Implications of the downgrade
Along with France and Italy, seven other European nations had their debt instruments downgraded by Standard & Poors to reflect the uncertainty surrounding the fiscal difficulties of Greece and other nations. Even France, which has maintained relatively sound fiscal policies, is being drawn into the crisis because of its involvement with the euro and the interdependence of European financial institutions.
In theory, a debt downgrade means that the bond issuer -- in this case, the countries involved -- must pay a higher interest rate when it issues new bonds. This effectively raises the cost of borrowing money. It is no different from a credit card holder with a poor credit history having to pay a higher credit card interest rate. As with an individual's debt problems, countries can find their fiscal problems starting to feed on themselves, as a high debt burden brings higher interest rates, which raise the cost of carrying that debt and makes the burden even worse.
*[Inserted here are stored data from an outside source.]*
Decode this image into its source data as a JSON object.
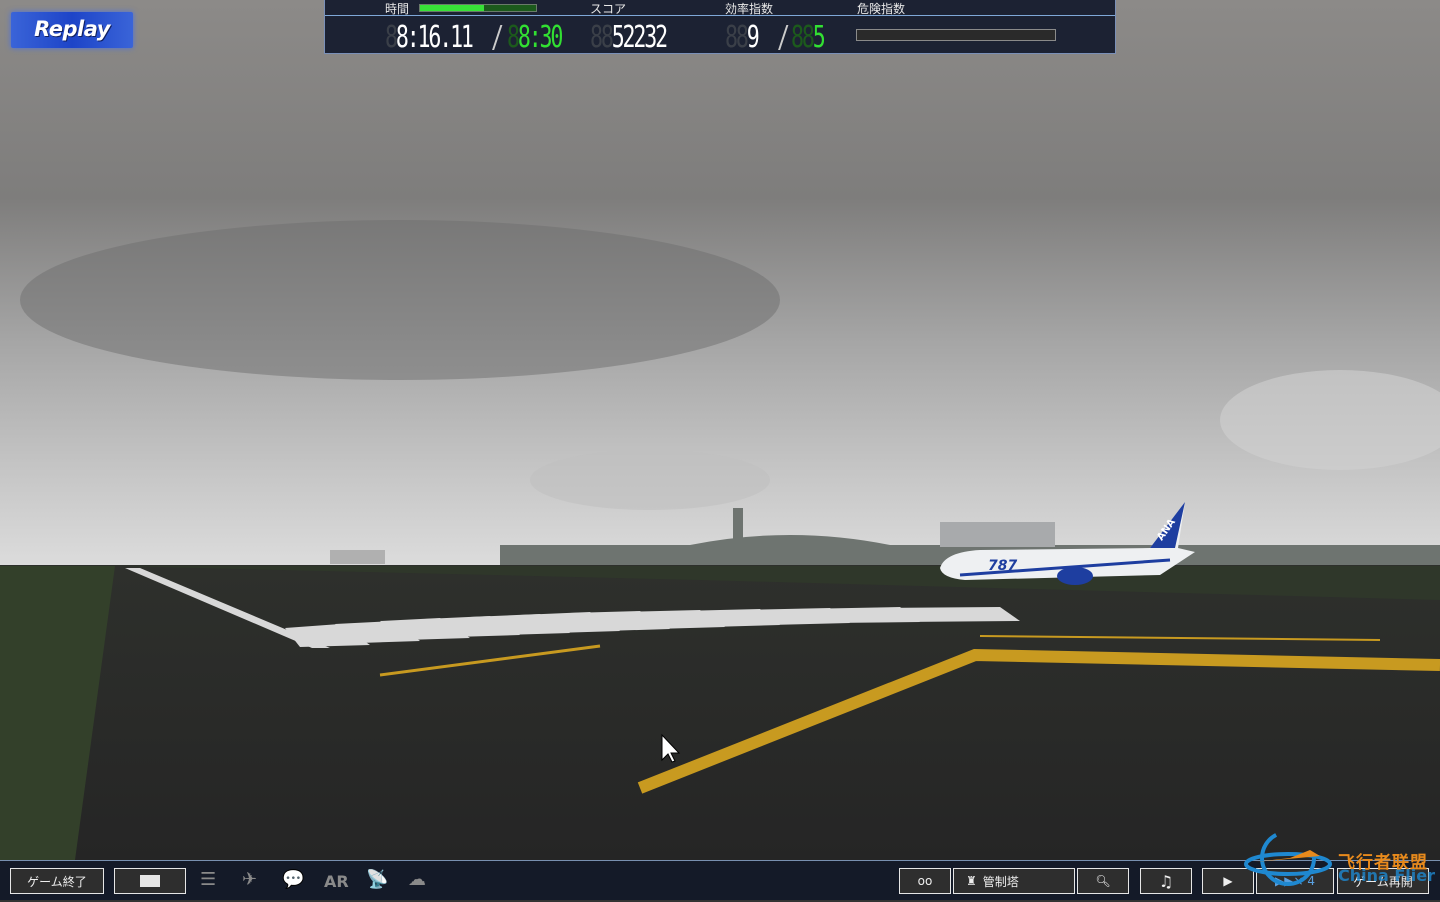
{
  "badge": {
    "label": "Replay"
  },
  "hud": {
    "time_label": "時間",
    "time_progress": 0.55,
    "time_current": "8:16.11",
    "time_sep": "/",
    "time_end": "8:30",
    "score_label": "スコア",
    "score": "52232",
    "efficiency_label": "効率指数",
    "efficiency": "9",
    "efficiency_sep": "/",
    "efficiency_max": "5",
    "danger_label": "危険指数",
    "danger_level": 0
  },
  "toolbar": {
    "quit": "ゲーム終了",
    "tower": "管制塔",
    "speed": "▶▶× 4",
    "resume": "ゲーム再開",
    "ar": "AR"
  },
  "watermark": {
    "cn": "飞行者联盟",
    "en": "China Flier"
  },
  "aircraft": {
    "livery": "ANA",
    "model": "787"
  },
  "colors": {
    "hud_bg": "#1c2233",
    "green": "#32e032",
    "bar_bg": "#141a28"
  }
}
In the short run, though, the downgrade of European debt should not have a huge impact. The bonds of these countries are actively traded by institutions which were already well aware of the financial conditions in the countries issuing those bonds, and therefore concerns about default risk were already reflected in the prices of those bonds. The downgrade merely confirmed those concerns, though it could also limit the pool of potential buyers of those bonds in the future.
The contrary interest rate environment
Of course, while poor credit quality generally means higher interest rate, that has not always been the case in the recent interest rate environment. In some ways, the situation is contrary to logic -- widespread concerns about debt have been accompanied by a generally low global interest rate environment. For example, U.S. Treasury bonds have continued to trade at very low yields despite receiving a downgrade last year.
None of this bodes well for interest rates on CDs, savings, and money market accounts. Not only do general interest rates remain extremely low, but the high demand for guaranteed investments should tend to keep savings account rates near zero.
After all, in a situation rife with uncertainty, a guarantee of principal is an attractive thing, even if it comes with little interest income. Low interest rates effectively are the price of safety in today's risky financial world.